How is incontinence treated?
The type of treatment for urinary Incontinence is usually dependent on the specific area of damage and weakness. Conservative management in early stages have good results and medication and surgery may be necessary at later stages. Treatment options a urogynecologist might consider include weight management, changes to your diet and fluid intake, pelvic floor exercises, urethral bulking injections, medications, surgery or physical therapy. Treatment is very successful and can significantly improve a woman’s quality of life.
Is surgical treatment and recovery difficult?
There have been significant advances in surgical treatment for incontinence. The operations are usually performed in an outpatient setting through minimally invasive techniques.
Recovery is also quick. Most women are able to return to normal activity within 1 week and 6 weeks for full healing.
What preventive measures can I take?
Pelvic floor exercises are very helpful in strengthening the supportive structures in the pelvis. Make sure you are doing them correctly and ask your physician to show how it’s done properly.

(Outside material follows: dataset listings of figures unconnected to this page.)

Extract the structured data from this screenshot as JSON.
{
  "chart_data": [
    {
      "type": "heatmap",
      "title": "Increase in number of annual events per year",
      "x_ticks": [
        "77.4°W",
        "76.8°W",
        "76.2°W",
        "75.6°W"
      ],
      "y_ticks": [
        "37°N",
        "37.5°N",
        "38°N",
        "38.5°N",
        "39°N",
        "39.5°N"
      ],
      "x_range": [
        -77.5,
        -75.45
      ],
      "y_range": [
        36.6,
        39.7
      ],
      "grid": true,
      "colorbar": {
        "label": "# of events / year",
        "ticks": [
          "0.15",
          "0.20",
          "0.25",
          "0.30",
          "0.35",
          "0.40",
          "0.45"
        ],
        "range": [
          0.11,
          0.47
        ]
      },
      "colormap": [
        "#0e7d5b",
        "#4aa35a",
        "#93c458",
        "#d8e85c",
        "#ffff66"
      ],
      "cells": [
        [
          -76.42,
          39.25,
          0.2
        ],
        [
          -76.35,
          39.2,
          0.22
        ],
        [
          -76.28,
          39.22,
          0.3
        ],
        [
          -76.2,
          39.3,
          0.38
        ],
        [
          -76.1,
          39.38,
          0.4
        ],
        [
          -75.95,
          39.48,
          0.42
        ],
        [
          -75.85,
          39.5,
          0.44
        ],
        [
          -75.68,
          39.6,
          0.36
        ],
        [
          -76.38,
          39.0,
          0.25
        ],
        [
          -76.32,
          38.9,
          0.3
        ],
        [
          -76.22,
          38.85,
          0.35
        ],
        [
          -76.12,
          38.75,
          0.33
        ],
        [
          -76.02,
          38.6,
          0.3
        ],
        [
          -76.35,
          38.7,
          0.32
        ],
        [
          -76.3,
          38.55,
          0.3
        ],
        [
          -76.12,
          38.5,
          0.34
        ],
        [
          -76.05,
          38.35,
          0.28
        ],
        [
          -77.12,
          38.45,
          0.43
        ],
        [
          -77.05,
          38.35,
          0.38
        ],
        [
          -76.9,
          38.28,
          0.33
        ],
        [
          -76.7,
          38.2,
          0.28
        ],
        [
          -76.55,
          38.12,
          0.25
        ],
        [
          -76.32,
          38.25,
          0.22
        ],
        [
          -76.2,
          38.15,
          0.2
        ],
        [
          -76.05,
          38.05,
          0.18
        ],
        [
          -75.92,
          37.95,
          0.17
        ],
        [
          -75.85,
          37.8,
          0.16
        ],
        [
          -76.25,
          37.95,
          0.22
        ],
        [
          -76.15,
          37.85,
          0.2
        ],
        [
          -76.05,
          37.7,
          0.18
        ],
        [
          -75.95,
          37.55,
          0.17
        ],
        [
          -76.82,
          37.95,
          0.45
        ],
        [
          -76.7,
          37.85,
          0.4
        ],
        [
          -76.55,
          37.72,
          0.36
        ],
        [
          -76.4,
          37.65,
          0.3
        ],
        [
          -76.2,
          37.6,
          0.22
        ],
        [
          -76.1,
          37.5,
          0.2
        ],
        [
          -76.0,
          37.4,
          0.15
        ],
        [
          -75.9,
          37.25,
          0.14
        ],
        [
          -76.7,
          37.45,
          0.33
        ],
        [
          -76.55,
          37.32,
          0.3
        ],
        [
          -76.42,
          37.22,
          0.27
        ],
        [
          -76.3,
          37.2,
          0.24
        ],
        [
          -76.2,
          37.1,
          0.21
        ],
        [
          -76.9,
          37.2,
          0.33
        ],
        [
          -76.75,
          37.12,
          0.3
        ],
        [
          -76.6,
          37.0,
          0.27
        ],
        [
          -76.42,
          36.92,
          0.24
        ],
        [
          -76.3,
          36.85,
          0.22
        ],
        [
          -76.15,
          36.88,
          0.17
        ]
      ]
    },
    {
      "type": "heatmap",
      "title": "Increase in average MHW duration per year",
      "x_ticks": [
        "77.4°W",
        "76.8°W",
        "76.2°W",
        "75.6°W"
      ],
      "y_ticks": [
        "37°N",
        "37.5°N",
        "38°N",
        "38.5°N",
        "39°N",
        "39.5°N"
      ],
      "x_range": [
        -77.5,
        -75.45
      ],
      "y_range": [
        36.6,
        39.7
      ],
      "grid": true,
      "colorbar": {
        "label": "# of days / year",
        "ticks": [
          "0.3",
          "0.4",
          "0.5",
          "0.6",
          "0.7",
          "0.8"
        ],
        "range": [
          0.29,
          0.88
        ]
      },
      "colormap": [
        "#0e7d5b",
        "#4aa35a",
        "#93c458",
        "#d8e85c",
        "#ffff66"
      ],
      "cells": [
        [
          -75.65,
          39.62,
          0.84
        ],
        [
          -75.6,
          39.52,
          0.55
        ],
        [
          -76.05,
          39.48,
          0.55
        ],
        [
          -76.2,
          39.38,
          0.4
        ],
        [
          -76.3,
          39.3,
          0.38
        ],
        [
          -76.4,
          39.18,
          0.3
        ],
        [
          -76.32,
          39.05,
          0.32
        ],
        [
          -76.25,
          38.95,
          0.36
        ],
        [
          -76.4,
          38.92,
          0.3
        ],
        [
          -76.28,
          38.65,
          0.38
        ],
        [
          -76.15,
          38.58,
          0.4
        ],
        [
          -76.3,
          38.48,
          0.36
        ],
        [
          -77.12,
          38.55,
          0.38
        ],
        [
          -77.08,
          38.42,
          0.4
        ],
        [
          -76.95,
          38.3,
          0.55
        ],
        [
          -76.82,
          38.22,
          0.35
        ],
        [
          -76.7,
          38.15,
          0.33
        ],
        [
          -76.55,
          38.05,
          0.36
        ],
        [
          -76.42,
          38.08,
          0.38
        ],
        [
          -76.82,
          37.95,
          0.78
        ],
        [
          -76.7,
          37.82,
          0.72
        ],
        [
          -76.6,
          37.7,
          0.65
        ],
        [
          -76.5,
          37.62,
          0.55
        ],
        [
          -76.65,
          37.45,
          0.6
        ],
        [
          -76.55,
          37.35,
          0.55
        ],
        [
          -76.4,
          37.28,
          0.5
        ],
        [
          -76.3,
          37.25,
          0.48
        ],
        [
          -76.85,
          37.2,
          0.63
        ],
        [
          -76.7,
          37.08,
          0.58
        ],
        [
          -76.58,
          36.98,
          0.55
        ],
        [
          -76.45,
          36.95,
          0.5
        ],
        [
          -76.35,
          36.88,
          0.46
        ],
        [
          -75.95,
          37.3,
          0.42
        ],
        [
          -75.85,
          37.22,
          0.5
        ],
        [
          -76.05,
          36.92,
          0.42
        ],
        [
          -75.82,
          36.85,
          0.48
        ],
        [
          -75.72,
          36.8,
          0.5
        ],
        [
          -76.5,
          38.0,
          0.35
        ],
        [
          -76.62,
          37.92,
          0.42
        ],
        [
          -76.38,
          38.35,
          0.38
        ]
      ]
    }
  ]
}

Avoid chronic constipation, coughing, and straining. Chronic pressure on the pelvic organs worsens the already weakened pelvis after a vaginal delivery.
Avoid excessive weight gain, medications, and treat vaginal and urinary tract infections early.
Vaginal dryness after menopause may cause urethral irritability. Consider treating vaginal dryness with local use of estrogen or laser therapy.
Address any prolapse and incontinence symptoms early. Early treatment is usually the most successful.